Coloradans don’t have to travel far to get to a beach with waves, according to National Parks officials.
Every year, melting snowpack creates a so-called surge flow in the Medano Creek in the Great Sand Dunes National Park. The surge can send waves up to three feet tall lapping onto the dune field, according to park official Eric Valencia.
What’s called “Colorado’s Natural Beach” draws tens of thousands of visitors during peak season.
“The stream surge is actually quite a unique phenomenon,” Valencia said. “As the water flows through the sand, the sand begins to kind of tumble down and eventually it will create a small dam.

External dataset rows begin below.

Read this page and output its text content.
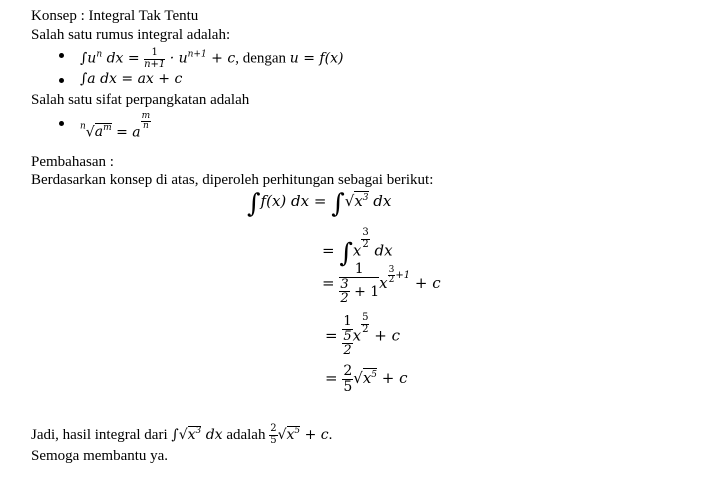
Konsep : Integral Tak Tentu
Salah satu rumus integral adalah:
$\int u^n$ dx = $\frac{1}{n+1} \cdot u^{n+1} + c$, dengan u = f(x)
∫a dx = ax + c
Salah satu sifat perpangkatan adalah
$^n√a^m = a$
$\frac{m}{n}$
Pembahasan :
Berdasarkan konsep di atas, diperoleh perhitungan sebagai berikut:
∫f(x) dx = $\int√x^3$ dx
= ∫x
$\frac{3}{2}$
dx
= $\frac{1}{\frac{3}{2} + 1}$ x $^{\frac{3}{2} +1}$ + c
= $\frac{1}{\frac{5}{2}}$ x
$\frac{5}{2}$
+ c
= $\frac{2}{5} √x^5 + c$
Jadi, hasil integral dari $\int√x^3$ dx adalah $\frac{2}{5} √x^5 + c$.
Semoga membantu ya.
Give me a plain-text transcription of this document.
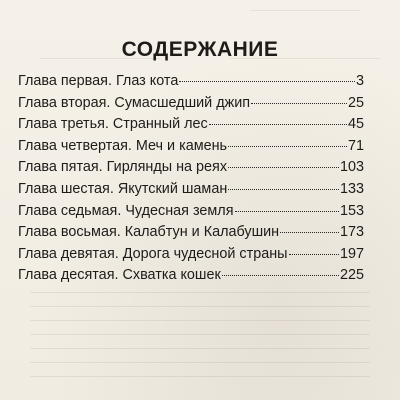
СОДЕРЖАНИЕ
Глава первая. Глаз кота	3
Глава вторая. Сумасшедший джип	25
Глава третья. Странный лес	45
Глава четвертая. Меч и камень	71
Глава пятая. Гирлянды на реях	103
Глава шестая. Якутский шаман	133
Глава седьмая. Чудесная земля	153
Глава восьмая. Калабтун и Калабушин	173
Глава девятая. Дорога чудесной страны	197
Глава десятая. Схватка кошек	225
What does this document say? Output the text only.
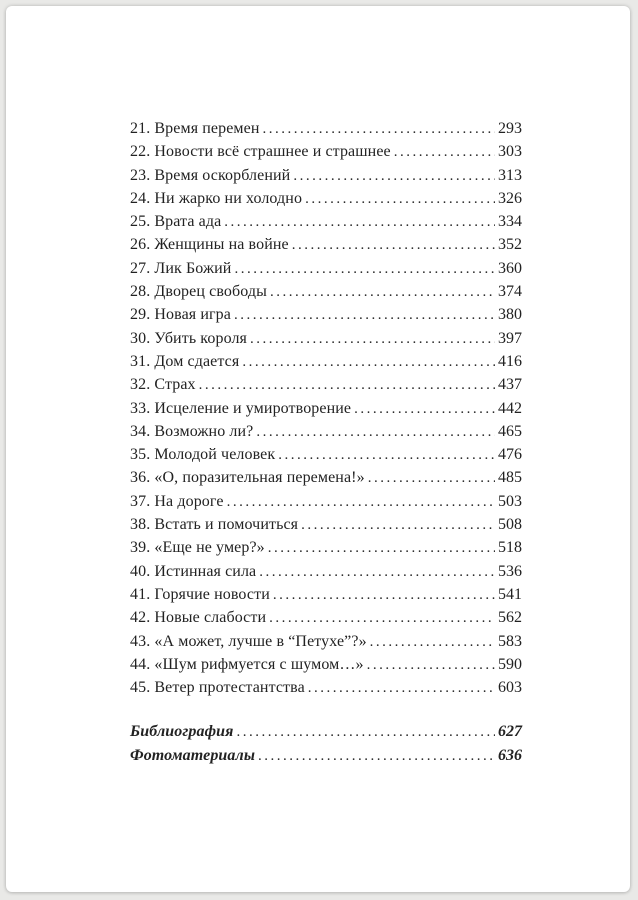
21. Время перемен .....	293
22. Новости всё страшнее и страшнее .....	303
23. Время оскорблений .....	313
24. Ни жарко ни холодно .....	326
25. Врата ада .....	334
26. Женщины на войне .....	352
27. Лик Божий .....	360
28. Дворец свободы .....	374
29. Новая игра .....	380
30. Убить короля .....	397
31. Дом сдается .....	416
32. Страх .....	437
33. Исцеление и умиротворение .....	442
34. Возможно ли? .....	465
35. Молодой человек .....	476
36. «О, поразительная перемена!» .....	485
37. На дороге .....	503
38. Встать и помочиться .....	508
39. «Еще не умер?» .....	518
40. Истинная сила .....	536
41. Горячие новости .....	541
42. Новые слабости .....	562
43. «А может, лучше в “Петухе”?» .....	583
44. «Шум рифмуется с шумом…» .....	590
45. Ветер протестантства .....	603
Библиография .....	627
Фотоматериалы .....	636
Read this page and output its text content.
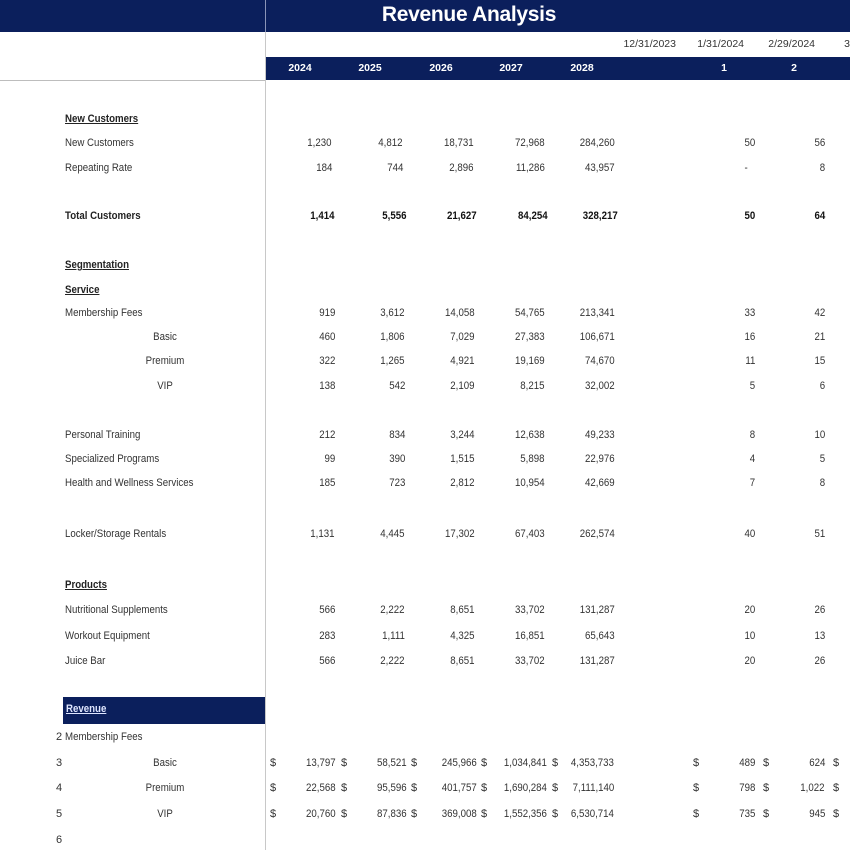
Revenue Analysis
12/31/2023	1/31/2024	2/29/2024	3
2024	2025	2026	2027	2028	1	2
New Customers
New Customers	1,230	4,812	18,731	72,968	284,260	50	56
Repeating Rate	184	744	2,896	11,286	43,957	-	8
Total Customers	1,414	5,556	21,627	84,254	328,217	50	64
Segmentation
Service
Membership Fees	919	3,612	14,058	54,765	213,341	33	42
Basic	460	1,806	7,029	27,383	106,671	16	21
Premium	322	1,265	4,921	19,169	74,670	11	15
VIP	138	542	2,109	8,215	32,002	5	6
Personal Training	212	834	3,244	12,638	49,233	8	10
Specialized Programs	99	390	1,515	5,898	22,976	4	5
Health and Wellness Services	185	723	2,812	10,954	42,669	7	8
Locker/Storage Rentals	1,131	4,445	17,302	67,403	262,574	40	51
Products
Nutritional Supplements	566	2,222	8,651	33,702	131,287	20	26
Workout Equipment	283	1,111	4,325	16,851	65,643	10	13
Juice Bar	566	2,222	8,651	33,702	131,287	20	26
Revenue
2 Membership Fees
3	Basic	$	13,797 $	58,521 $ 245,966 $ 1,034,841 $ 4,353,733	$	489 $	624 $
4	Premium	$	22,568 $	95,596 $ 401,757 $ 1,690,284 $ 7,111,140	$	798 $	1,022 $
5	VIP	$	20,760 $	87,836 $ 369,008 $ 1,552,356 $ 6,530,714	$	735 $	945 $
6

The pressure of the water will break that dam of sand and it forms a wave.”
The underwater ridges break around every 20 seconds to create a wave.
The dunes are located in the Southern Colorado Rocky Mountains. The water from upstream spreads out at the foot of the dunes into wide, shallow water.

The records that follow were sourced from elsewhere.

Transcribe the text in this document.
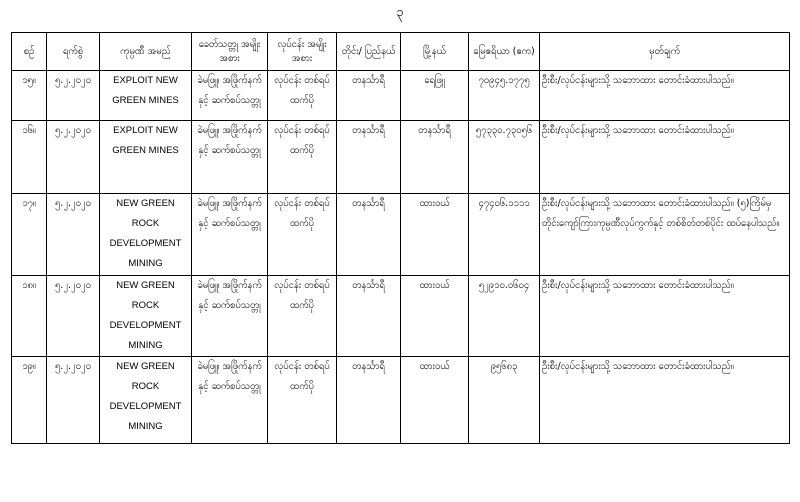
၃
စဉ်	ရက်စွဲ	ကုမ္ပဏီ အမည်	ခေတ်သတ္တု အမျိုးအစား	လုပ်ငန်း အမျိုးအစား	တိုင်း/ ပြည်နယ်	မြို့နယ်	မြေဧရိယာ (ဧက)	မှတ်ချက်
၁၅။	၅.၂.၂၀၂၀	EXPLOIT NEW GREEN MINES	ခဲမဖြူ၊ အဖြိုက်နက်နှင့် ဆက်စပ်သတ္တု	လုပ်ငန်း တစ်ရပ်ထက်ပို	တနင်္သာရီ	ရေဖြူ	၇၀၉၄၅.၁၇၇၅	ဦးစီး/လုပ်ငန်းများသို့ သဘောထား တောင်းခံထားပါသည်။
၁၆။	၅.၂.၂၀၂၀	EXPLOIT NEW GREEN MINES	ခဲမဖြူ၊ အဖြိုက်နက်နှင့် ဆက်စပ်သတ္တု	လုပ်ငန်း တစ်ရပ်ထက်ပို	တနင်္သာရီ	တနင်္သာရီ	၅၇၃၃၀.၇၃၀၅၆	ဦးစီး/လုပ်ငန်းများသို့ သဘောထား တောင်းခံထားပါသည်။
၁၇။	၅.၂.၂၀၂၀	NEW GREEN ROCK DEVELOPMENT MINING	ခဲမဖြူ၊ အဖြိုက်နက်နှင့် ဆက်စပ်သတ္တု	လုပ်ငန်း တစ်ရပ်ထက်ပို	တနင်္သာရီ	ထားဝယ်	၄၇၄၀၆.၁၁၁၁	ဦးစီး/လုပ်ငန်းများသို့ သဘောထား တောင်းခံထားပါသည်။ (၅)ကြိမ်မှ တိုင်းကျော်ကြားကုမ္ပဏီလုပ်ကွက်နှင့် တစ်စိတ်တစ်ပိုင်း ထပ်နေပါသည်။
၁၈။	၅.၂.၂၀၂၀	NEW GREEN ROCK DEVELOPMENT MINING	ခဲမဖြူ၊ အဖြိုက်နက်နှင့် ဆက်စပ်သတ္တု	လုပ်ငန်း တစ်ရပ်ထက်ပို	တနင်္သာရီ	ထားဝယ်	၅၂၉၁၀.၀၆၀၄	ဦးစီး/လုပ်ငန်းများသို့ သဘောထား တောင်းခံထားပါသည်။
၁၉။	၅.၂.၂၀၂၀	NEW GREEN ROCK DEVELOPMENT MINING	ခဲမဖြူ၊ အဖြိုက်နက်နှင့် ဆက်စပ်သတ္တု	လုပ်ငန်း တစ်ရပ်ထက်ပို	တနင်္သာရီ	ထားဝယ်	၉၅၆၈၃	ဦးစီး/လုပ်ငန်းများသို့ သဘောထား တောင်းခံထားပါသည်။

Medano Creek has exhibited some surge flow despite cold temperatures and slow snow melt this spring, according to the park.
The pressure of the water flow is measured in cubic feet per second. As of May 31, the flow is only 22 cfs. The park calls this small surge flow. The flow typically peaks in late May or early June with around 40 cfs.

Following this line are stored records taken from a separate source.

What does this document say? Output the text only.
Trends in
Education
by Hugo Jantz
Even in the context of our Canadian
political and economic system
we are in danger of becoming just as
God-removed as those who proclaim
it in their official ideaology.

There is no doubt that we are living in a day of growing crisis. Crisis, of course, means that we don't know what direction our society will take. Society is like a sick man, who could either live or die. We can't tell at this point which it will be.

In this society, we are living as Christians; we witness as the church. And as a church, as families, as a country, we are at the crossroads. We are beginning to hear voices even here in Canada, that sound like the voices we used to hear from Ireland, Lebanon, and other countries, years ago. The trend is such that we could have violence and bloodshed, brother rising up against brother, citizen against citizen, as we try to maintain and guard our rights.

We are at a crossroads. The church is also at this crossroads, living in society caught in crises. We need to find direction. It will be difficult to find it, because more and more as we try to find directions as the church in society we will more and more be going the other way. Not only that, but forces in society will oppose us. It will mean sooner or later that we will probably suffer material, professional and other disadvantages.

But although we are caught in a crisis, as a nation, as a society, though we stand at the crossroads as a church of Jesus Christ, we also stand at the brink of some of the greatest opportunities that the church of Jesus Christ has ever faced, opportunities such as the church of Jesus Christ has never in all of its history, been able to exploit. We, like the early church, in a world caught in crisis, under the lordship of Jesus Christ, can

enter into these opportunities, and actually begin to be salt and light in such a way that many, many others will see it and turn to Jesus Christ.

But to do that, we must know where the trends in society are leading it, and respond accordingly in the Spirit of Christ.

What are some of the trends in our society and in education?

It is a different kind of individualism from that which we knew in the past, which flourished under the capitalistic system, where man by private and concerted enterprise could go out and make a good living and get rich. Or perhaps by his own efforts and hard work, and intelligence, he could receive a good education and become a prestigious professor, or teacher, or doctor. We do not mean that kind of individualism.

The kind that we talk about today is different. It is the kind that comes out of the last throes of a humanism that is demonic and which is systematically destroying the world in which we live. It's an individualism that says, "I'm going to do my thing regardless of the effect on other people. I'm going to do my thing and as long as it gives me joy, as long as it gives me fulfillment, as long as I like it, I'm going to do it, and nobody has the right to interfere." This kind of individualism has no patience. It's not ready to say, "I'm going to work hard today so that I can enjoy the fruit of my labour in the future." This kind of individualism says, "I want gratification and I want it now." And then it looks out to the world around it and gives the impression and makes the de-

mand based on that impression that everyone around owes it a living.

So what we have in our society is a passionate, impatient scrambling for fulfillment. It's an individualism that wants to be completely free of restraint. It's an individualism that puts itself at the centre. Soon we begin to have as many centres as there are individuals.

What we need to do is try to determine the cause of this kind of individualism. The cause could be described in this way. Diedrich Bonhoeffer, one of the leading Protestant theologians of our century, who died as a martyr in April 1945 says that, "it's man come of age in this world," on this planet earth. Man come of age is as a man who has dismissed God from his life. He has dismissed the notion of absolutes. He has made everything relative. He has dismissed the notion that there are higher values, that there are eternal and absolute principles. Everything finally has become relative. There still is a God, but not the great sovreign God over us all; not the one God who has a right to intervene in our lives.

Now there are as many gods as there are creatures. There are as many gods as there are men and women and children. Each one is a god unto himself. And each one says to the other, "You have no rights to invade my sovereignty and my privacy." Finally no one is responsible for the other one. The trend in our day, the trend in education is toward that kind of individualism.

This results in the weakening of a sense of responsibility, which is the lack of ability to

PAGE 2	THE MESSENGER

Snowpack in Medano Pass is currently over 160 percent of normal. Because of that above-average snowpack, peak flow for Medano Creek is forecast to be sometime in the first half of June rather than the typical late May. The park also expects some shallow flow through July.
Peak flow weekends tend to bring the highest number of visitors each year to the park. Valencia said visitors play in the water, skimboard, raft and make sand castles.